Buffer Overflows have been around since the very beginnings of the Von-Neuman 1 architecture. They first gained widespread notoriety in
1988 with the Morris Internet worm. Unfortunately, the same basic attack remains
effective today. Of the 17 CERT security advisories of 1999, 10 of them were directly
caused by buffer-overflow software bugs. By far the most common type of buffer overflow
attack is based on corrupting the stack.
Most modern computer systems use a stack to pass arguments to procedures and to store
local variables. A stack is a last in first out (LIFO) buffer in the high memory area of
a process image. When a program invokes a function a new "stack frame" is created. This
stack frame consists of the arguments passed to the function as well as a dynamic amount
of local variable space. The "stack pointer" is a register that holds the current
location of the top of the stack. Since this value is constantly changing as new values
are pushed onto the top of the stack, many implementations also provide a "frame pointer"
that is located near the beginning of a stack frame so that local variables can more
easily be addressed relative to this value. 1 The
return address for function calls is also stored on the stack, and this is the cause of
stack-overflow exploits since overflowing a local variable in a function can overwrite
the return address of that function, potentially allowing a malicious user to execute any
code he or she wants.
Although stack-based attacks are by far the most common, it would also be possible to
overrun the stack with a heap-based (malloc/free) attack.
The C programming language does not perform automatic bounds checking on arrays or
pointers as many other languages do. In addition, the standard C library is filled with a
handful of very dangerous functions.
The following example code contains a buffer overflow designed to overwrite the return
address and skip the instruction immediately following the function call. (Inspired by 4)
#include <stdio.h>
void manipulate(char *buffer) {
char newbuffer[80];
strcpy(newbuffer,buffer);
}
int main() {
char ch,buffer[4096];
int i=0;
while ((buffer[i++] = getchar()) != '\n') {};
i=1;
manipulate(buffer);
i=2;
printf("The value of i is : %d\n",i);
return 0;
}
Let us examine what the memory image of this process would look like if we were to
input 160 spaces into our little program before hitting return.
[XXX figure here!]
Obviously more malicious input can be devised to execute actual compiled instructions
(such as exec(/bin/sh)).
The most straightforward solution to the problem of stack-overflows is to always use
length restricted memory and string copy functions. strncpy
and strncat are part of the standard C library. These
functions accept a length value as a parameter which should be no larger than the size of
the destination buffer. These functions will then copy up to `length' bytes from the
source to the destination. However there are a number of problems with these functions.
Neither function guarantees NUL termination if the size of the input buffer is as large
as the destination. The length parameter is also used inconsistently between strncpy and
strncat so it is easy for programmers to get confused as to their proper usage. There is
also a significant performance loss compared to strcpy when
copying a short string into a large buffer since strncpy
NUL fills up the size specified.
In OpenBSD, another memory copy implementation has been created to get around these
problem. The strlcpy and strlcat functions guarantee that they will always null terminate
the destination string when given a non-zero length argument. For more information about
these functions see 6. The OpenBSD strlcpy and strlcat instructions
have been in FreeBSD since 3.3.
Unfortunately there is still a very large assortment of code in public use which
blindly copies memory around without using any of the bounded copy routines we just
discussed. Fortunately, there is another solution. Several compiler add-ons and libraries
exist to do Run-time bounds checking in C/C++.

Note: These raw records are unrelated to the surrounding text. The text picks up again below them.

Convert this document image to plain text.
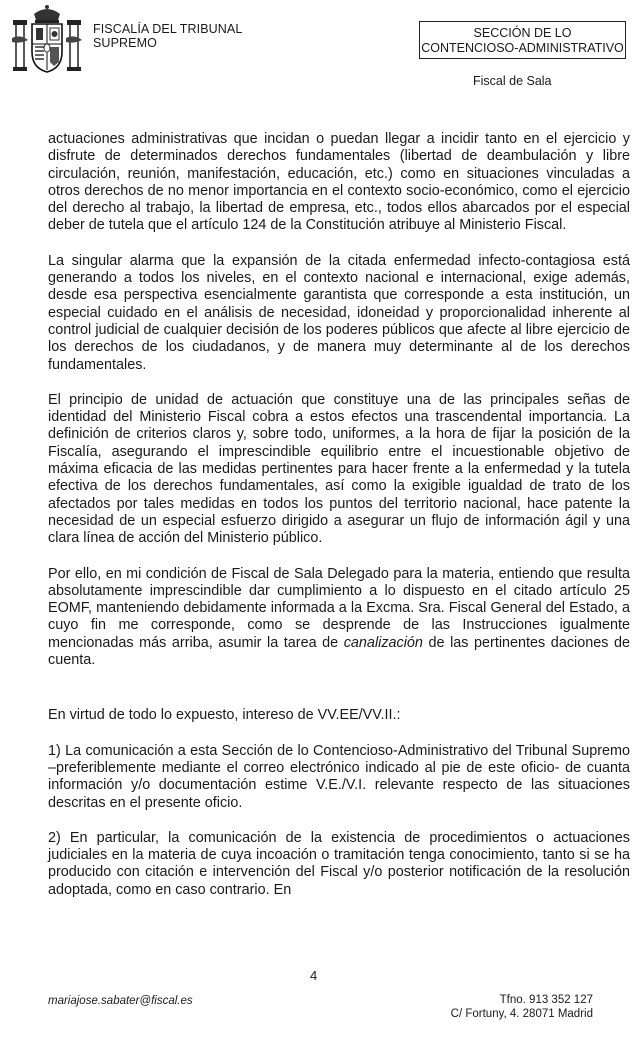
FISCALÍA DEL TRIBUNAL
SUPREMO
SECCIÓN DE LO
CONTENCIOSO-ADMINISTRATIVO
Fiscal de Sala

actuaciones administrativas que incidan o puedan llegar a incidir tanto en el ejercicio y disfrute de determinados derechos fundamentales (libertad de deambulación y libre circulación, reunión, manifestación, educación, etc.) como en situaciones vinculadas a otros derechos de no menor importancia en el contexto socio-económico, como el ejercicio del derecho al trabajo, la libertad de empresa, etc., todos ellos abarcados por el especial deber de tutela que el artículo 124 de la Constitución atribuye al Ministerio Fiscal.

La singular alarma que la expansión de la citada enfermedad infecto-contagiosa está generando a todos los niveles, en el contexto nacional e internacional, exige además, desde esa perspectiva esencialmente garantista que corresponde a esta institución, un especial cuidado en el análisis de necesidad, idoneidad y proporcionalidad inherente al control judicial de cualquier decisión de los poderes públicos que afecte al libre ejercicio de los derechos de los ciudadanos, y de manera muy determinante al de los derechos fundamentales.

El principio de unidad de actuación que constituye una de las principales señas de identidad del Ministerio Fiscal cobra a estos efectos una trascendental importancia. La definición de criterios claros y, sobre todo, uniformes, a la hora de fijar la posición de la Fiscalía, asegurando el imprescindible equilibrio entre el incuestionable objetivo de máxima eficacia de las medidas pertinentes para hacer frente a la enfermedad y la tutela efectiva de los derechos fundamentales, así como la exigible igualdad de trato de los afectados por tales medidas en todos los puntos del territorio nacional, hace patente la necesidad de un especial esfuerzo dirigido a asegurar un flujo de información ágil y una clara línea de acción del Ministerio público.

Por ello, en mi condición de Fiscal de Sala Delegado para la materia, entiendo que resulta absolutamente imprescindible dar cumplimiento a lo dispuesto en el citado artículo 25 EOMF, manteniendo debidamente informada a la Excma. Sra. Fiscal General del Estado, a cuyo fin me corresponde, como se desprende de las Instrucciones igualmente mencionadas más arriba, asumir la tarea de canalización de las pertinentes daciones de cuenta.

En virtud de todo lo expuesto, intereso de VV.EE/VV.II.:

1) La comunicación a esta Sección de lo Contencioso-Administrativo del Tribunal Supremo –preferiblemente mediante el correo electrónico indicado al pie de este oficio- de cuanta información y/o documentación estime V.E./V.I. relevante respecto de las situaciones descritas en el presente oficio.

2) En particular, la comunicación de la existencia de procedimientos o actuaciones judiciales en la materia de cuya incoación o tramitación tenga conocimiento, tanto si se ha producido con citación e intervención del Fiscal y/o posterior notificación de la resolución adoptada, como en caso contrario. En

4
mariajose.sabater@fiscal.es	Tfno. 913 352 127
C/ Fortuny, 4. 28071 Madrid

StackGuard is one such add-on that is implemented as a small patch to the gcc code
generator. From the StackGuard
website:
"StackGuard detects and defeats stack smashing attacks by protecting the return
address on the stack from being altered. StackGuard places a "canary" word next to the
return address when a function is called. If the canary word has been altered when the
function returns, then a stack smashing attack has been attempted, and the program
responds by emitting an intruder alert into syslog, and then halts."
"StackGuard is implemented as a small patch to the gcc code generator, specifically
the function_prolog() and function_epilog() routines. function_prolog() has been enhanced
to lay down canaries on the stack when functions start, and function_epilog() checks
canary integrity when the function exits. Any attempt at corrupting the return address is
thus detected before the function returns."
Recompiling your application with StackGuard is an effective means of stopping most
buffer-overflow attacks, but it can still be compromised.
Compiler-based mechanisms are completely useless for binary-only software for which
you cannot recompile. For these situations there are a number of libraries which
re-implement the unsafe functions of the C-library (strcpy,
fscanf, getwd, etc..) and
ensure that these functions can never write past the stack pointer.
-
libsafe
-
libverify
-
libparanoia
Unfortunately these library-based defenses have a number of shortcomings. These
libraries only protect against a very small set of security related issues and they
neglect to fix the actual problem. These defenses may fail if the application was
compiled with -fomit-frame-pointer. Also, the LD_PRELOAD and LD_LIBRARY_PATH environment
variables can be overwritten/unset by the user.